彼の受け答えは優しかった。それに少しだけホッとする。
彼らの服は騎士団の制服だったのだ。ユーリがまだ騎士でいるということは、やはりここも『過去の世界』。

「騎士になって、どれくらい?」

「まだ一年も経って無いな」

ということは、フレンはまだ小隊長にすらなっていないのだろう。

「……僕らの方からも、聞きたいんだけれど」

平坦な声が割り込んだ。フレンの声なのに、同じ声のはずなのに、全然違う。温かさを感じない。

「君は、本当にフィナなのか」

真偽を見定めようとするかのような、強い瞳が私を射抜いた。
あまりのプレッシャーに喉が詰まり、声が出せない。それでも「どうなんだ」と追撃され、慌てて首を縦に振った。

「なら、今まで何処にいたんだ」

「………」

何処にも行っていない。あの場所―――時間から、すぐこちらに来た。
それを説明したかったが、やっぱり喉は詰まったままだった。

「子供相手に凄むなよ」

「凄んでない」

「ったく、昔はあーんなにベッタベタだったくせによ」

「昔の話だ!」

「そういや、お前ら結婚の約束もしてたよな? 覚えてるぜ。フィナは僕のお嫁さんだから〜って、よく邪魔を……」

「昔の話だって言ってるだろう!」

なら、今は私のことが嫌いなのだろうか。嫌われるような事をした覚えは無いのに。どうしてこんな冷たい態度を取られてしまうのだろう。
納得できない思いを拳に込めて、固く握り締めた。
今のフレンは、私の知ってるフレンじゃない。

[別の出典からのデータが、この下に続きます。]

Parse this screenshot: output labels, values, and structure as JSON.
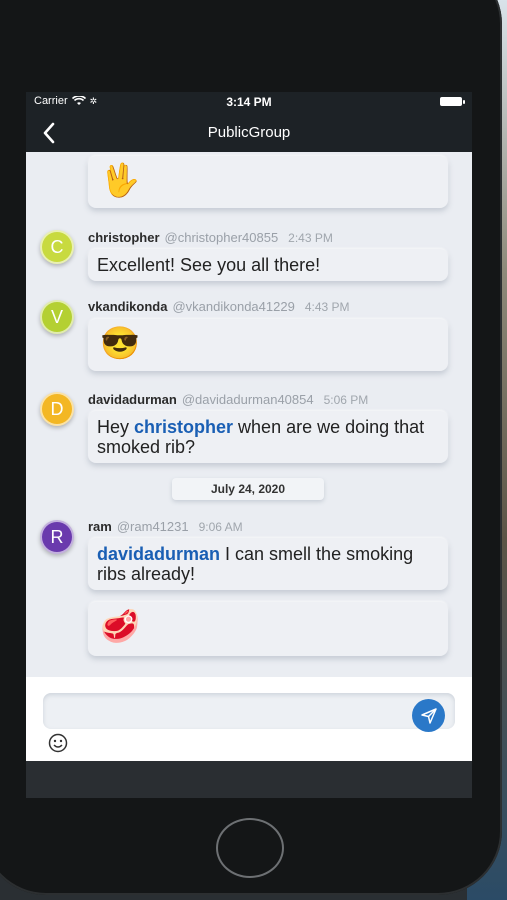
{
  "status": {
    "carrier": "Carrier",
    "time": "3:14 PM"
  },
  "nav": {
    "title": "PublicGroup",
    "back_icon": "chevron-left-icon"
  },
  "messages": [
    {
      "emoji": "🖖"
    },
    {
      "avatar": "C",
      "avatar_color": "#c8da3f",
      "name": "christopher",
      "handle": "@christopher40855",
      "time": "2:43 PM",
      "text": "Excellent! See you all there!"
    },
    {
      "avatar": "V",
      "avatar_color": "#b4d032",
      "name": "vkandikonda",
      "handle": "@vkandikonda41229",
      "time": "4:43 PM",
      "emoji": "😎"
    },
    {
      "avatar": "D",
      "avatar_color": "#f3b724",
      "name": "davidadurman",
      "handle": "@davidadurman40854",
      "time": "5:06 PM",
      "text_pre": "Hey ",
      "mention": "christopher",
      "text_post": " when are we doing that smoked rib?"
    },
    {
      "avatar": "R",
      "avatar_color": "#6a3aad",
      "name": "ram",
      "handle": "@ram41231",
      "time": "9:06 AM",
      "mention": "davidadurman",
      "text_post": "  I can smell the smoking ribs already!",
      "emoji": "🥩"
    }
  ],
  "date_separator": "July 24, 2020",
  "composer": {
    "placeholder": "",
    "value": "",
    "send_icon": "send-icon",
    "emoji_icon": "smiley-icon"
  },
  "colors": {
    "accent": "#2a78c8",
    "mention": "#1a5fb4",
    "chat_bg": "#eaedf2"
  }
}
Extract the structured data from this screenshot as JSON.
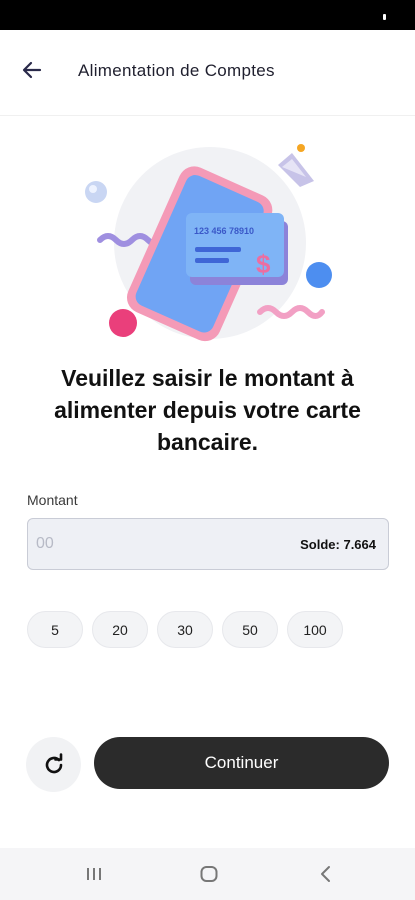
{
  "header": {
    "title": "Alimentation de Comptes",
    "back_icon": "arrow-left-icon"
  },
  "illustration": {
    "card_number": "123 456 78910",
    "currency_symbol": "$"
  },
  "headline": "Veuillez saisir le montant à alimenter depuis votre carte bancaire.",
  "form": {
    "amount_label": "Montant",
    "amount_placeholder": "00",
    "amount_value": "",
    "balance": "Solde: 7.664"
  },
  "quick_amounts": [
    "5",
    "20",
    "30",
    "50",
    "100"
  ],
  "actions": {
    "refresh_icon": "refresh-icon",
    "continue_label": "Continuer"
  },
  "system_nav": {
    "recents_icon": "recents-icon",
    "home_icon": "home-icon",
    "back_icon": "back-chevron-icon"
  },
  "colors": {
    "primary_button": "#2b2b2b",
    "input_background": "#eef0f5",
    "accent_blue": "#5b8ff5",
    "accent_pink": "#f38fb2"
  }
}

そしてフレンにとっても、私は得体の知れない子供なんだ。
そう思ったら、鼻がつんとして、目頭が熱くなった。

「お、おい……!」

「……!」

二人の戸惑う声が聞こえる。けれど、そんなのはどうでも良かった。
ここに優しいフレンはいない。それがとてつもなく寂しくて、心細かった。初めてテルカ・リュミレースに来た時だって感じなかった孤独感が、突然私に襲い掛かった。